German Physicist Says "Bucky Balls" May Form Next Low-Cost Superconductor

  TWIG - A research team led by Konstanz physicist Jan Handrik Schoen has announced that carbon molecules shaped like soccer balls may be the ticket to conducting electricity inexpensively. Carbon molecules known as bucky balls can conduct electricity with no resistance at temperatures up to 117 Kelvin (-249 degrees Fahrenheit), the group reported August 30 in the on-line issue of the U.S. journal Science. That is more than double the temperature used successfully in previous superconductor experiments.

Most superconductors only function at temperatures near absolute zero, or -460 degrees Fahrenheit, which makes them costly.
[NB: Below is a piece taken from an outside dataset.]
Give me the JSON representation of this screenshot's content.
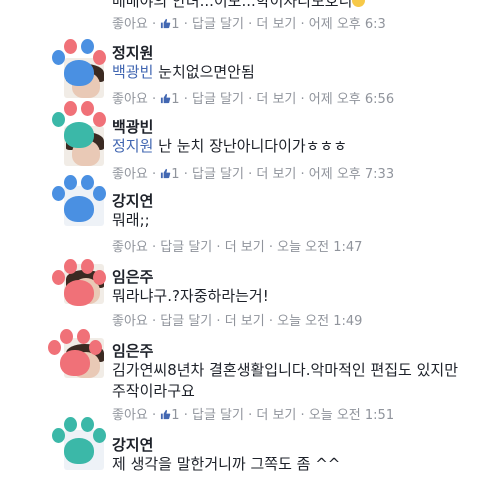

Copper-oxide superconductors work at higher temperatures but are also expensive, as well as brittle and difficult to work with. Bucky ball crystals may be the answer, says Schoen. "We hope these results may lead to an organic electronics with no power loss someday in the future."

Schoen’s team made crystals by mixing bucky balls, or fullerene, with molecules of chloroform and bromoform. (Bucky balls are named for American inventor R. Buckminster Fuller, whose trademark design, the geodesic dome, they resemble.) After "stretching" the carbon crystals in this way--creating more space between bucky balls and thus lowering their electronic and molecular attraction to each other--the scientists connected them to an electronic device known as a field effect transistor, whereby they were able to produce superconductivity at record-breaking temperatures. The experiment, carried out at Bell Laboratories in Murray Hill, New Jersey, could lead to cheaper technology, since the cooling needed for super conduction could be accomplished by means of liquid nitrogen, rather than more expensive liquid helium.